L’ordonnance de clôture a été rendue le 10 février 2026.
MOTIFS DE LA DÉCISION
Sur la procédure
Sur la demande de nullité de la déclaration d’appel
Se fondant sur l’article 901, 1° sous b) du code de procédure civile qui exige que cet acte comporte, lorsque l’appelante est une personne morale, 'sa forme, sa dénomination, son siège social et l’organisme qui la représente légalement', les intimées en poursuivent la nullité en ce qu’il mentionne que son siège social est situé [Adresse 4], alors que deux commissaires de justice ont dressé, les 19 et 25 août 2025, deux procès-verbaux de recherches infructueuses, le siège social figurant sur son Kbis n’ayant pas été identifié, qu’il s’agit donc d’une adresse erronée et que cela constitue pour elles un grief puisque cette inexactitude les empêche de poursuivre l’exécution de l’arrêt à intervenir.
L’appelante poursuit, quant à elle, le rejet de ce moyen en affirmant que cette adresse constitue bien le lieu de son siège social, identique à celle figurant sur son Kbis, que le greffe n’a fait aucune diligence pour solliciter des justifications sur son siège social pas plus qu’il n’a procédé à une rectification ou, à défaut, une radiation, que l’affirmation de ses adversaires ne repose que sur les diligences de deux commissaires de justice, qu’elles ne remettent pourtant pas en cause le fait que leurs lettres recommandées leur sont bien parvenues, que son nom apparaît sur la boîte aux lettres ou encore qu’un acte de signification lui a bien été adressé à cette adresse le 12 novembre 2025 (pièces n° 17 à 20)
Ceci étant dit, il y a lieu de considérer que cette demande de nullité ne relève pas de la compétence exclusive du président de la chambre saisie ou du magistrat délégué prévue à l’article 906-2 du code de procédure civile en ce que ce texte ne vise que l’irrecevabilité de l’appel, de sorte qu’elle doit être déclarée recevable.

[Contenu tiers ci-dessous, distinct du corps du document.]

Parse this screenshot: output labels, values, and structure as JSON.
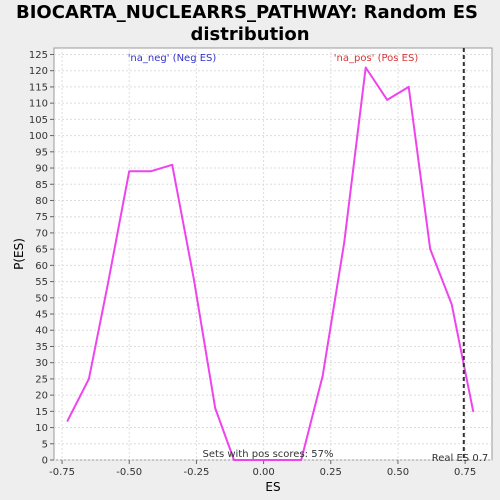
{
  "chart_data": {
    "type": "line",
    "title_lines": [
      "BIOCARTA_NUCLEARRS_PATHWAY: Random ES",
      "distribution"
    ],
    "xlabel": "ES",
    "ylabel": "P(ES)",
    "xlim": [
      -0.78,
      0.85
    ],
    "ylim": [
      0,
      127
    ],
    "x_ticks": [
      -0.75,
      -0.5,
      -0.25,
      0,
      0.25,
      0.5,
      0.75
    ],
    "x_tick_labels": [
      "-0.75",
      "-0.50",
      "-0.25",
      "0.00",
      "0.25",
      "0.50",
      "0.75"
    ],
    "y_ticks": [
      0,
      5,
      10,
      15,
      20,
      25,
      30,
      35,
      40,
      45,
      50,
      55,
      60,
      65,
      70,
      75,
      80,
      85,
      90,
      95,
      100,
      105,
      110,
      115,
      120,
      125
    ],
    "grid": true,
    "series": [
      {
        "color": "#ee44ee",
        "x": [
          -0.73,
          -0.65,
          -0.58,
          -0.5,
          -0.42,
          -0.34,
          -0.26,
          -0.18,
          -0.11,
          -0.03,
          0.06,
          0.14,
          0.22,
          0.3,
          0.38,
          0.46,
          0.54,
          0.62,
          0.7,
          0.78
        ],
        "y": [
          12,
          25,
          54,
          89,
          89,
          91,
          56,
          16,
          0,
          0,
          0,
          0,
          26,
          67,
          121,
          111,
          115,
          65,
          48,
          15
        ]
      }
    ],
    "annotations": {
      "neg_label": "'na_neg' (Neg ES)",
      "pos_label": "'na_pos' (Pos ES)",
      "pos_score_text": "Sets with pos scores: 57%",
      "real_es_text": "Real ES 0.7"
    },
    "real_es_value": 0.745,
    "colors": {
      "neg": "#3333cc",
      "pos": "#dd3333",
      "line": "#ee44ee",
      "grid": "#dddddd",
      "background": "#ffffff"
    }
  }
}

Mais, sur le fond, il résulte de la doctrine de la Cour de cassation 'que pour l’application de l’article 901 du code de procédure civile, une société, tant qu’elle n’a pas fait choix d’un nouveau siège social, est réputée conserver son siège social au lieu fixé par les statuts et publié au registre du commerce, sous réserve de la preuve de son caractère fictif ou frauduleux’ (Cass civ 2ème, 17 février 2011, pourvoi n° 08-19.952).

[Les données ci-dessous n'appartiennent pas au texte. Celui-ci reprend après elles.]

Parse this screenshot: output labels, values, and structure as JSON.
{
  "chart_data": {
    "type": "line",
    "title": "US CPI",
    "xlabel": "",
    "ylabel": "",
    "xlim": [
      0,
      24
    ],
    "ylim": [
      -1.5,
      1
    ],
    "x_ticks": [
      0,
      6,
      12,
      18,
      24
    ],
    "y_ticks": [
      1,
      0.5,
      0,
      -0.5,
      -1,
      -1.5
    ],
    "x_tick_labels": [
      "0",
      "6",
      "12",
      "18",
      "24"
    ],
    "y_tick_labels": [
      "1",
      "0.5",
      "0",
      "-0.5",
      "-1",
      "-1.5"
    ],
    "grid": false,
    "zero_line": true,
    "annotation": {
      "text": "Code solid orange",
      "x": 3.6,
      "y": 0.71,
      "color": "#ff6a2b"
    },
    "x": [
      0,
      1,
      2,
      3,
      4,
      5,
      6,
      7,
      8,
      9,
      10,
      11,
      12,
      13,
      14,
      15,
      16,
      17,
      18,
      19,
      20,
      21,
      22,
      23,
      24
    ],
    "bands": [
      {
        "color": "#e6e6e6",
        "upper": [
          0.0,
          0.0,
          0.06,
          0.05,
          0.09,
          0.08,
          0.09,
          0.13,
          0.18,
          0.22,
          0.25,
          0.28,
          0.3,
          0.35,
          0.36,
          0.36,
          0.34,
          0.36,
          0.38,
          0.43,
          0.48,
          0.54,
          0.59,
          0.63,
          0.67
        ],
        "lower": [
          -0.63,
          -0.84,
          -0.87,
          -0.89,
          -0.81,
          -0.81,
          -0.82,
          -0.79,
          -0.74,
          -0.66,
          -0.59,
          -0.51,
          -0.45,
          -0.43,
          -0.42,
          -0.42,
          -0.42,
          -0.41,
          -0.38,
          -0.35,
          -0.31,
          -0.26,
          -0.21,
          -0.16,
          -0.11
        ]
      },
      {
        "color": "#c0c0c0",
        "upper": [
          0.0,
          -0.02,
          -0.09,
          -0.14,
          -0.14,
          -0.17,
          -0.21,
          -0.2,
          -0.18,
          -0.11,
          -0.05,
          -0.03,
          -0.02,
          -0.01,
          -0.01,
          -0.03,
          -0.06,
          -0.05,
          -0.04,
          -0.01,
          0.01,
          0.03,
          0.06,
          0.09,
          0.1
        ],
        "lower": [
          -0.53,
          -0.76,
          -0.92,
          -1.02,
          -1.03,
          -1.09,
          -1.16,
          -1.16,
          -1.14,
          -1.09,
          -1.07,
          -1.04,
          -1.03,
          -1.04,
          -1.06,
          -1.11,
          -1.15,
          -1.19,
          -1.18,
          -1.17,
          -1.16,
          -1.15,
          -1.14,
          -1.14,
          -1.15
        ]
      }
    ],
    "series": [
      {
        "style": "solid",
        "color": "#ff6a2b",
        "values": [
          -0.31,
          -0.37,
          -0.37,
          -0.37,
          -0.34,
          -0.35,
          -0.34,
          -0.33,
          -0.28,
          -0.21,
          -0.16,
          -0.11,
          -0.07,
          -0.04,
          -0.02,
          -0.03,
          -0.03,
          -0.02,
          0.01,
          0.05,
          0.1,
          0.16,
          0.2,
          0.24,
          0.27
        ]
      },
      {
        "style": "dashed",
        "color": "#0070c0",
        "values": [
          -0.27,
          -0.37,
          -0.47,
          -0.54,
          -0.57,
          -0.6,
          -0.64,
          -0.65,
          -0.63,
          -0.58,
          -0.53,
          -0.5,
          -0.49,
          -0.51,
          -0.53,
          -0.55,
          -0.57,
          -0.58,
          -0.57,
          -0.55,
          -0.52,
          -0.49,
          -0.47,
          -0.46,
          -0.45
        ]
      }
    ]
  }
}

En l’absence d’une telle démonstration et eu égard aux pièces produites par l’appelante, ce moyen de nullité ne peut prospérer.
Sur la recevabilité des conclusions de l’appelante
Par mêmes motifs que précédemment mais se fondant, cette fois, sur les dispositions de l’article 961 du code de procédure civile, les intimées poursuivent l’irrecevabilité des conclusions de la société Sonesta, notifiées le 03 juin 2022, est-il précisé au dispositif de ses conclusions, en évoquant les deux procès-verbaux de recherches infructueuses précités ainsi qu’une jurisprudence de la Cour de cassation retenant cette irrecevabilité en raison de l’existence d’un siège fictif.
Evoquant la volonté des intimées de 'détourner l’attention de la cour du sujet central de ce dossier', l’appelante renvoie le cour à ses précédents moyens de fait et de droit.
Et, eu égard aux dispositions de l’article 906-5 précité, c’est de la même façon que la cour, déclarant recevable ce moyen, reprend sa motivation précédente pour le rejeter.
Sur la demande de liquidation de l’astreinte
Pour débouter la société Sonesta de sa demande de liquidation (qu’elle évaluait à la somme de 75.600 euros dans le dernier état de la procédure) le juge de l’exécution a retenu l’absence de précision des documents dont la remise est imposée sous astreinte dans les dispositifs des titres exécutoires, le défaut d’identification par le demandeur de la stipulation contractuelle qui permettrait de déterminer l’assiette de l’obligation fixée dans ces dispositifs et enfin l’existence de nombreux documents d’ores et déjà produits par courriels des 08 et 27 novembre 2023.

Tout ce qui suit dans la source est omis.